Hairy honeysuckle (Lonicera hispidula) just budding out now. It's a local wild native that makes itself at home in my garden. |
Open during construction - I'm playing with a new theme and haven't quite finished feeling my way round the Blogger boiler room (not a well-lit location). But I like it enough to use right away. So I do bless Blogger as well as curse its configuration complexities.
So there I was, sitting outside with my coffee this gray Sunday morning -- Mothering Sunday in Britain -- listening to the chickadees in the oak tree and taking stock of the long north border of the pool garden, which is a perpetual work in progress.
Suddenly, I noticed how the hairy honeysuckle is popping out so nicely through the Salvia leucophylla! Buds are just about to burst in fact -- down low where I can enjoy the show - and no naked stems!
Aha!
I love the messy exuberance of it all -- And the honeysuckle is all greenery and buds! |
By way of contrast - look at this photo. This is how hairy honeysuckle looks elsewhere in my garden - the west end of the north border.
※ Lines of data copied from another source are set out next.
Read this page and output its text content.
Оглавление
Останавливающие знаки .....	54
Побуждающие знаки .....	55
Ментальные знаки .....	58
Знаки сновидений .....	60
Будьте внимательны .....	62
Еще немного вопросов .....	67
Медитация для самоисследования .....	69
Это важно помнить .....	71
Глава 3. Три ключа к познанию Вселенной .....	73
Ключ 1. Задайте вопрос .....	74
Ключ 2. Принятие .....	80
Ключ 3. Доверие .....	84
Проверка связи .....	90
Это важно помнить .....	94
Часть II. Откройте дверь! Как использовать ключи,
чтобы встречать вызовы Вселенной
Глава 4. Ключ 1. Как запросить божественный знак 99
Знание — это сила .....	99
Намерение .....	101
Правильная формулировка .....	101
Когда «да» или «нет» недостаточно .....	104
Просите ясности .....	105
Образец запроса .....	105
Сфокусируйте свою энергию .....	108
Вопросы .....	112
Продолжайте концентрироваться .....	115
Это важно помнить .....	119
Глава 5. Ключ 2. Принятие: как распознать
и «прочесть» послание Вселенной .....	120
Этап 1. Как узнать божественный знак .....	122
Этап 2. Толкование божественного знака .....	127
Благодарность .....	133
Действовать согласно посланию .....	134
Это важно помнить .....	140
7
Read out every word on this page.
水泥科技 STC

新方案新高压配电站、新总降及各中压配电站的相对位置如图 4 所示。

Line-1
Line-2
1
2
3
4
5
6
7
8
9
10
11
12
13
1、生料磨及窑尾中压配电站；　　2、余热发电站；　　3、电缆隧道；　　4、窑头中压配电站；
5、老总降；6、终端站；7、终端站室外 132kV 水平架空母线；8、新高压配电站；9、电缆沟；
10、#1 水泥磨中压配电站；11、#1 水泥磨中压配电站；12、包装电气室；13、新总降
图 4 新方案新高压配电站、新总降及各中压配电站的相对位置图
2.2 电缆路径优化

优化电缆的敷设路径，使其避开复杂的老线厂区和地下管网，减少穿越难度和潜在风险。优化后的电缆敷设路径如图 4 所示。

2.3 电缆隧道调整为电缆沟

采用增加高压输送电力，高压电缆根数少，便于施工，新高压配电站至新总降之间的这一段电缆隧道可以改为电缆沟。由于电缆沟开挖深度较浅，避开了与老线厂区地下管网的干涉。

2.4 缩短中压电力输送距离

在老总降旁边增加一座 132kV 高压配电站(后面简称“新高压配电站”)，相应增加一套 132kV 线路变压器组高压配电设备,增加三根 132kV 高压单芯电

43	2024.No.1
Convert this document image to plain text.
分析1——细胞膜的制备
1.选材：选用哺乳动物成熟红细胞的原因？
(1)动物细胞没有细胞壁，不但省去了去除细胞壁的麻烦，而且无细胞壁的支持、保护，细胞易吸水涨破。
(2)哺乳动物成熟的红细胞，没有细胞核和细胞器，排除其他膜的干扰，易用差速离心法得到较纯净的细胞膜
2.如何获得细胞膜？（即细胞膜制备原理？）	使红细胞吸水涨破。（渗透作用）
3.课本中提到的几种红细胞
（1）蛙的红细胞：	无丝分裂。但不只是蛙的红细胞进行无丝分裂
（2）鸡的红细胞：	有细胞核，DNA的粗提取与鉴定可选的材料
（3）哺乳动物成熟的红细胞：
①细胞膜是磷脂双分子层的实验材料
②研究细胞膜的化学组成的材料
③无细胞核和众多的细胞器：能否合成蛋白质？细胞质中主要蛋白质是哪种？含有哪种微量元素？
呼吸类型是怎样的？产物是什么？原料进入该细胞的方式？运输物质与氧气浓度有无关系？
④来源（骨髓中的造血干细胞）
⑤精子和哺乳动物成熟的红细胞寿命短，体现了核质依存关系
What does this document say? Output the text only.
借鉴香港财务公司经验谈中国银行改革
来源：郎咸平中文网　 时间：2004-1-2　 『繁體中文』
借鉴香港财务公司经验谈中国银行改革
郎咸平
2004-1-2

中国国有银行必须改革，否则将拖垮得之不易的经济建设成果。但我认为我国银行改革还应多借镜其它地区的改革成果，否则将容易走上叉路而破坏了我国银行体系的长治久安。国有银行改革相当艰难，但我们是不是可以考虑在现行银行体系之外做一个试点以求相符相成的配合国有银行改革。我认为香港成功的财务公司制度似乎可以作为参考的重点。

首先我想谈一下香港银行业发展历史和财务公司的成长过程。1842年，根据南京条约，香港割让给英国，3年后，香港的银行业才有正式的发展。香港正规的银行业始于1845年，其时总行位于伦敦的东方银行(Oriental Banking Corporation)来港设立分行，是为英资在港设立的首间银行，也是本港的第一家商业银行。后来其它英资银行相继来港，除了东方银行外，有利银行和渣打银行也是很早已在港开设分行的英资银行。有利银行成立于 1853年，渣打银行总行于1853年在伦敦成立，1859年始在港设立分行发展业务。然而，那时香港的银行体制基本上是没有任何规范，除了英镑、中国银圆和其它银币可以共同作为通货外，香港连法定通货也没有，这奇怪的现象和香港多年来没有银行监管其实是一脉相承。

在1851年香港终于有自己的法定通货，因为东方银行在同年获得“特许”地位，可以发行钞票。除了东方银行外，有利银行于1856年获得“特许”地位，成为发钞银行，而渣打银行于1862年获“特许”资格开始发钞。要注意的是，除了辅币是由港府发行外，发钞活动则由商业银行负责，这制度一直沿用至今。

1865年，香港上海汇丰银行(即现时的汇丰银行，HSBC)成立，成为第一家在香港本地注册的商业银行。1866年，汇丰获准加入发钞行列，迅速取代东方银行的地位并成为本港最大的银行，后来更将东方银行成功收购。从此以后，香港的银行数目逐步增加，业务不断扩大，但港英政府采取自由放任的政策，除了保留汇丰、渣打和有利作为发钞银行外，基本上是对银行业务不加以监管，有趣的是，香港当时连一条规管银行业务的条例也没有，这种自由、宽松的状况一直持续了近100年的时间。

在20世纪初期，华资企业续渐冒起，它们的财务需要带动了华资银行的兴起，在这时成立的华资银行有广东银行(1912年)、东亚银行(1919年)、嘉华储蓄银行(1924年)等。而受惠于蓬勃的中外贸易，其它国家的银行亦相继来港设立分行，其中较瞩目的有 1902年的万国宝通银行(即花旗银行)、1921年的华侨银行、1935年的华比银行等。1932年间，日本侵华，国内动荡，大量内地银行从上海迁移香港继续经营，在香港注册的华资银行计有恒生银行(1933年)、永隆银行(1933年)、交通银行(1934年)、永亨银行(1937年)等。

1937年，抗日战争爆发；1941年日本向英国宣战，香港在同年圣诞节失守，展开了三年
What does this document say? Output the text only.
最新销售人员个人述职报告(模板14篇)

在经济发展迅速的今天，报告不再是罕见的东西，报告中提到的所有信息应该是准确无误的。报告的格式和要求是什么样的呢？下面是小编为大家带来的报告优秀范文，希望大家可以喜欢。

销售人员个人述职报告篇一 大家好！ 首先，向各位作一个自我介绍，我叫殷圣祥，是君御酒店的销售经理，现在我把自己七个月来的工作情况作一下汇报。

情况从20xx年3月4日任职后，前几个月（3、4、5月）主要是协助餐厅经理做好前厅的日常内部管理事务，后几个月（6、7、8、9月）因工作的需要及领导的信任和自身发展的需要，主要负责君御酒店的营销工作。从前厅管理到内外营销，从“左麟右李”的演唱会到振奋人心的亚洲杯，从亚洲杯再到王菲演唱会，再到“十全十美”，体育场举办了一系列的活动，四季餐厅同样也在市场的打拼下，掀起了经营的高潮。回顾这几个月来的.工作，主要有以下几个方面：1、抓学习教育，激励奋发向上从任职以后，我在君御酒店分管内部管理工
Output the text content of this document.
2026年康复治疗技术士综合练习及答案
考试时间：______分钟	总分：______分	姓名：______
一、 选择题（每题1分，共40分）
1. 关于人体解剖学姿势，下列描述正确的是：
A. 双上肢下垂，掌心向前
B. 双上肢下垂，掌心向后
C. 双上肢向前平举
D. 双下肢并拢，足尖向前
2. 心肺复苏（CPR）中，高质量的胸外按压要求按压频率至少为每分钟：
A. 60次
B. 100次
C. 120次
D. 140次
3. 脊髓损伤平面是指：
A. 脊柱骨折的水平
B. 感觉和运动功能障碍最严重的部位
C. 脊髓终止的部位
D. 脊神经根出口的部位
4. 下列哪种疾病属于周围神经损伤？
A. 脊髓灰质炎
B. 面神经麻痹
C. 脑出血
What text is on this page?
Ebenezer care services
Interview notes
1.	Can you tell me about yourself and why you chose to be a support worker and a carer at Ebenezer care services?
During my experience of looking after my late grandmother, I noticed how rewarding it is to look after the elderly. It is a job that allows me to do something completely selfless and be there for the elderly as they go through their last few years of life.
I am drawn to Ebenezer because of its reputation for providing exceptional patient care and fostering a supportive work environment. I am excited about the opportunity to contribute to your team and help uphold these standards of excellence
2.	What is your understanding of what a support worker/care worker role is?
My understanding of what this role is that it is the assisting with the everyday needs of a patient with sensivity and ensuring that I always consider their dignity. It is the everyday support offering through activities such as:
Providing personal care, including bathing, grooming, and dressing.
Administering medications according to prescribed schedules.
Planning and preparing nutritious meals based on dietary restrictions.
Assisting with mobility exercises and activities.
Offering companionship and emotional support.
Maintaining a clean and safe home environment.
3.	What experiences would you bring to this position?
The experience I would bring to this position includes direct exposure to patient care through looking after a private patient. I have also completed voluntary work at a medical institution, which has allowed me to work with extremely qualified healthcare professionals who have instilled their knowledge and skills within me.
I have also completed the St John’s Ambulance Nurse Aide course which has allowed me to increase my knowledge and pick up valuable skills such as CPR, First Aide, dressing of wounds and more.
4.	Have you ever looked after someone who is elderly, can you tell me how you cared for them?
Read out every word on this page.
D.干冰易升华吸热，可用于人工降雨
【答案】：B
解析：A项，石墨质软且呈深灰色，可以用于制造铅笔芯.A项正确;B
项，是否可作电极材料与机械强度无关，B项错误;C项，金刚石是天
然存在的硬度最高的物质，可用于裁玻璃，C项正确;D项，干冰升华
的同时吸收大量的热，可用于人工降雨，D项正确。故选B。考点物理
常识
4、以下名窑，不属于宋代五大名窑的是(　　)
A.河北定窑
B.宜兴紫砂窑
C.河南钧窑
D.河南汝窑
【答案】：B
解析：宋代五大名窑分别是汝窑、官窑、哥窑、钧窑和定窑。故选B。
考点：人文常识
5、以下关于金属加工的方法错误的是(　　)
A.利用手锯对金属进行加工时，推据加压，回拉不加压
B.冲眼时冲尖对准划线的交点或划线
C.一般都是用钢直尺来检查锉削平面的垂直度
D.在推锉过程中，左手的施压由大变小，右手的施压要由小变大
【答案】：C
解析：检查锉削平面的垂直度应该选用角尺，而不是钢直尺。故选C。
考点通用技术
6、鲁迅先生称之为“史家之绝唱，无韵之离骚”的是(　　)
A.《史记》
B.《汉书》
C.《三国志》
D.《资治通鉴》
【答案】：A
There is some leafing out at the top of the fence but not what you could call really pretty --
Close up of the top of the fence - you can see it's still woody. |
The experiment started out well enough. I planted three little honeysuckle plants close together and added little bit of a trellis later, hoping to guide them upwards so they would fill in that blank fence panel. Nope. Didn't happen.
Showed promise while growing up the fence... But -- well you saw how it has developed in the first photo. |
But look how nicely the leaves and buds are emerging from the mounding shrub of Salvia leucophylla. The sprays of leafy stems are the only parts that stick out.
Purple sage (Salvia Leucophylla) is a grey-green mounding sage that looks good always. Do you see the honeysuckle flower buds at the top of the picture? |
Purple sage has pale lavender flowers in spring. One downside is that it roots where it sprawls. I kind of like that, though. Purple sage grows natively farther south. You can see a map of locations here.
I just recalled that this particular purple sage plant was a "mother plant" in our CNPS Santa Cruz County chapter's propagation stock. Appropriately - today is Mothering Sunday in the UK! I brought her home many years ago and as you can see she is living in happy retirement in my garden. I'm sure her clones (from cuttings propagated) are gracing many gardens around Santa Cruz to this day.
Okay - finally - getting back to my epiphany.
This theory that I have--that is to say, which is mine-- ... is mine.... So this theory which belongs to me is as follows. Ahem. Ahem. This is how it goes. Ahem. ... The next thing that I am about to say is my theory. Ahem. Ready? (The Dinosaur Sketch Monty Python!)
My theory is that hairy honeysuckle is triggered to branch and leaf and bloom by the transition from shade to light.
I figure it must be the transition that does it because the ones I grew up the fence at the end (btw they're behind the red non-native sage in the photo above) - they really don't have any transition - other than the top of the fence, which approximates a branch, perhaps. So maybe that is another trigger.
I'd love to hear from others on this! But it does seem like a potentially useful theory, if it's valid: if you've got a woody vine you like, maybe you can pair it with a low shrub that it would look good poking out of.
Now - I know it would have been better to wait till that honeysuckle is blooming but then it wouldn't be a fresh epiphany then, would it? And there's nothing like the smell of a fresh epiphany on a nice Sunday morning, wouldn't you say?